Twenty-eight pages into the inaugural issue of F2FA magazine, you meet Mr. and Mrs. Edward Osefo. It’s their wedding day and there’s a photo spread of their happy day. There’s one of the smartly suited grooms’ party, one of mother and bride en route to the wedding ceremony, one of the groom waiting for his bride to arrive and one of couple kissing at the altar. Throughout, the bride is in a traditional sweetheart-style white wedding dress. That’s until you get to page 8 where the tulle veil is swapped for a bright green and orange gele (head tie) and chandelier-drop earrings swapped for circular orange beaded ones. Turn the page and the bride is back in her traditional white wedding gown, standing in the middle of the dance floor being showered with dollar bills as per Nigerian tradition. It’s the perfect example of the fusion of identities. Each acknowledged, each celebrated.

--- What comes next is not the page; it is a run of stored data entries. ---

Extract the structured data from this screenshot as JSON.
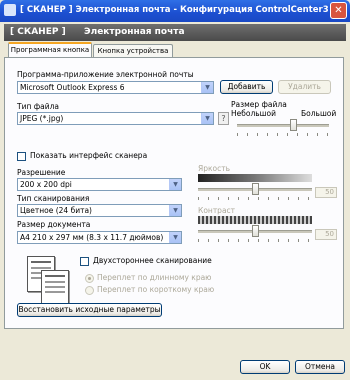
{
  "window": {
    "title": "[ СКАНЕР ]  Электронная почта - Конфигурация ControlCenter3",
    "close_symbol": "✕"
  },
  "header": {
    "scanner": "[ СКАНЕР ]",
    "section": "Электронная почта"
  },
  "tabs": [
    {
      "label": "Программная кнопка",
      "active": true
    },
    {
      "label": "Кнопка устройства",
      "active": false
    }
  ],
  "email_app": {
    "label": "Программа-приложение электронной почты",
    "value": "Microsoft Outlook Express 6",
    "add_button": "Добавить",
    "remove_button": "Удалить"
  },
  "file_type": {
    "label": "Тип файла",
    "value": "JPEG (*.jpg)"
  },
  "file_size": {
    "label": "Размер файла",
    "min_label": "Небольшой",
    "max_label": "Большой",
    "level": 0.6
  },
  "show_scanner_interface": {
    "label": "Показать интерфейс сканера",
    "checked": false
  },
  "resolution": {
    "label": "Разрешение",
    "value": "200 x 200 dpi"
  },
  "scan_type": {
    "label": "Тип сканирования",
    "value": "Цветное (24 бита)"
  },
  "document_size": {
    "label": "Размер документа",
    "value": "A4 210 x 297 мм (8.3 x 11.7 дюймов)"
  },
  "brightness": {
    "label": "Яркость",
    "value": "50"
  },
  "contrast": {
    "label": "Контраст",
    "value": "50"
  },
  "duplex": {
    "label": "Двухстороннее сканирование",
    "checked": false,
    "options": [
      {
        "label": "Переплет по длинному краю",
        "selected": true
      },
      {
        "label": "Переплет по короткому краю",
        "selected": false
      }
    ]
  },
  "restore_button": "Восстановить исходные параметры",
  "ok_button": "OK",
  "cancel_button": "Отмена",
  "icons": {
    "dropdown": "▼",
    "help": "?"
  }
}
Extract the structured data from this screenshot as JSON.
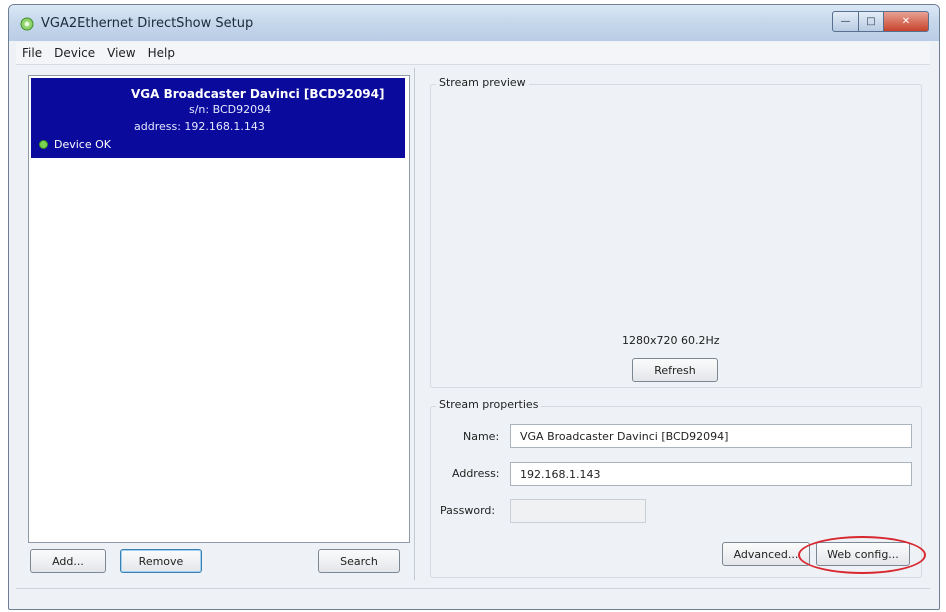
{
  "window": {
    "title": "VGA2Ethernet DirectShow Setup"
  },
  "menu": {
    "items": [
      "File",
      "Device",
      "View",
      "Help"
    ]
  },
  "devices": [
    {
      "name": "VGA Broadcaster Davinci [BCD92094]",
      "serial": "s/n: BCD92094",
      "address": "address: 192.168.1.143",
      "status": "Device OK"
    }
  ],
  "left_buttons": {
    "add": "Add...",
    "remove": "Remove",
    "search": "Search"
  },
  "preview": {
    "label": "Stream preview",
    "resolution": "1280x720 60.2Hz",
    "refresh": "Refresh"
  },
  "properties": {
    "label": "Stream properties",
    "name_label": "Name:",
    "name_value": "VGA Broadcaster Davinci [BCD92094]",
    "address_label": "Address:",
    "address_value": "192.168.1.143",
    "password_label": "Password:",
    "password_value": "",
    "advanced": "Advanced...",
    "web_config": "Web config..."
  },
  "colors": {
    "selection": "#0a0a9c",
    "status_ok": "#7ad451",
    "highlight_circle": "#d9272f"
  }
}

We meet many others in the magazine.
From 25-year old Malian Boubacar Thiam, a “Young African on the move” who works as a financial analyst for an investment bank in New York – to Liberian Macdella Cooper, tagged as going “From a War Refugee to a Renowned Philanthropist and Trendsetter”. We learn about her stint at a refugee camp in the Ivory Coast, her athletic scholarship to the College of New Jersey, her time working for Ralph Lauren, and her MacDella Cooper Foundation that aims to help kids in Liberia. There’s also the story of legendary Ghanaian boxer Azumah Nelson, one on Cameroonian Ghyslaine Tchouaga who is the reigning Miss Africa USA, and a spread on South African singer Lira. These stories are all different, yet they’re the same in that they are real stories. Stories of Africans.
On the Editors Page, Sandra Appiah (a Ghanaian who spent her teens in Italy and now lives in New York) describes her own personal journey of struggling with her identity, and how a trip back to Ghana a few years ago partly inspired her to start the magazine:
“These days it is not easy to find a magazine to relate to; one that will remind us of who we are in spite of the influences of pop culture and the recent phenomenon of globalization.”
It certainly reminds the readers of reality. There’s the Agony Aunt-type section, featuring Relationship Expert Lady G who’s there to answer questions about your lady or man. Don’t know what cervical cancer is? Dr. Anyanwu tells you and even offers some healthy tips after you’ve had a pap smear. Yes, F2FA is thorough. It has the right mix of intelligent commentary, fresh fashion spreads and pop culture trends.
In Publisher/CEO Isaac Babu-Boateng’s “Last Words” at the back of the magazine, he writes:
“There has never been a dire need to contemporary African medium like F2FA Magazine that will inspire many Africans across the globe like now; a platform that will motivate us to take pride in our heritage and to be aware of the immense potential within the motherland”.
Platform. Pride. Potential. Three words that can as easily describe the first Issue of F2FAfrica and makes one eager to read the next.